It comes as little surprise that prefab housing is making a comeback in Britain. The nation’s housing shortage is one of its most pressing problems, and the prefab may offer part of the solution. In fact, the government has set a target of building hundreds of thousands of new homes over the next few years, and it wants a large percentage of them to be prefabs.
The last prefab boom was after the Second World War. Back then the prefab hut was the answer for the many families who had been bombed out of their traditional homes. Prefab dwellings could be built anywhere, quickly and cheaply. Perhaps too cheaply, as they soon became a byword for poor quality. Amazingly, some of these prefabricated homes still exist today.
The technology has come on in leaps and bounds with modern-day prefab homes. The design is computerised, the materials are advanced and the overall quality is high. They lead the way in energy efficiency and sustainability. In fact, they are so much better than their predecessors, they are now more usually known as ‘pre-manufactured’ or ‘modular’.
Whatever we call them, they will become more of a feature over the coming years. But they will also present a problem or two, not least for insurers and their products to cover these new prefabs.
To begin with, the construction cost of such homes tends to be a lot lower than standard brick-built houses. Let’s say a prefab home the size of a three-bedroom semi-detached costs £50,000 to design, build and finish, and retails for around £85,000. A similar house built with bricks on a similar plot would cost more than twice as much.
In this way the prefab takes us into a new age of housebuilding. Insurers will have to keep up. They will have to commit to providing products that offer plenty of choice and are more than ever tailored to the property, belongings and lifestyle of the consumer. Those insurers that provide a ‘one size fits all’ approach will now face difficulties as prefabricated homes become more popular.

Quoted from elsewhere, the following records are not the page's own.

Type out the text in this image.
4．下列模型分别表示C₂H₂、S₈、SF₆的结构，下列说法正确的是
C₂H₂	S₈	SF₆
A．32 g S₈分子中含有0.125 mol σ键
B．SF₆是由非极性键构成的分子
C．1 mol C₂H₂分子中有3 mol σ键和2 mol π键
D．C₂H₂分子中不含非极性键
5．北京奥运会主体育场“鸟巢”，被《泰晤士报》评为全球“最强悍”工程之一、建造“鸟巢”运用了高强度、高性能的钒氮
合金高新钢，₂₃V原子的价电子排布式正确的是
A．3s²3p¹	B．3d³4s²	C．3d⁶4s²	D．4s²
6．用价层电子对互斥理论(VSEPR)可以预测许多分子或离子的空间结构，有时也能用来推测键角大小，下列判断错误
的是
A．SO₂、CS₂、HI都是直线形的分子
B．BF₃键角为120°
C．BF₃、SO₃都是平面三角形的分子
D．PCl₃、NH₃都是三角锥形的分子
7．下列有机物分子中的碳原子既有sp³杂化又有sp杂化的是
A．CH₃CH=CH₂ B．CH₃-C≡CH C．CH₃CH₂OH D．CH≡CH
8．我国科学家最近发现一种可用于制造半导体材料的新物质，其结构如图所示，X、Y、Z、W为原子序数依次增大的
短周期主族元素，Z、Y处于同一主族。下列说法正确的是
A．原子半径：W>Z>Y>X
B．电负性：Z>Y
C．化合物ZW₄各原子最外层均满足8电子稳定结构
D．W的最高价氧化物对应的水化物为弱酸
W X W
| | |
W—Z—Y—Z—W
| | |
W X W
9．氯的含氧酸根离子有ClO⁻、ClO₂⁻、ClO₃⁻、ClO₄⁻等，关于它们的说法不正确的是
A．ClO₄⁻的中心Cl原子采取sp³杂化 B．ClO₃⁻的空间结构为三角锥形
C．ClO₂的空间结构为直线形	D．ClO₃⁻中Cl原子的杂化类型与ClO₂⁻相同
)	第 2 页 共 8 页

So while standard buildings cover may offer a limit of £500,000 for a rebuild, this is potentially far too much for the new generation of prefabs. On the other hand, the content cover is likely to be unaffected. It may even need to increase as the new homeowners acquire more possessions. The definition of ‘contents’ is also becoming more fluid. So a policy will need to cover the devices that increasingly keep people connected while they are away from their homes. And in the event of claim, the conditions might have to be different. For example, should the no claims discount be split into sections of cover?
Traditional contents and building policies may no longer be suitable. Instead, homeowners will want products that offer them the flexibility their new homes embody. Some products will no doubt cope. But as the nation finds more modern ways of solving the housing shortage, home insurance will also have to be as dynamic, sturdy and forward-looking as the houses they cover. The coming months and years will present an interesting challenge to insurers of how they meet the needs of this ever-increasing way of living.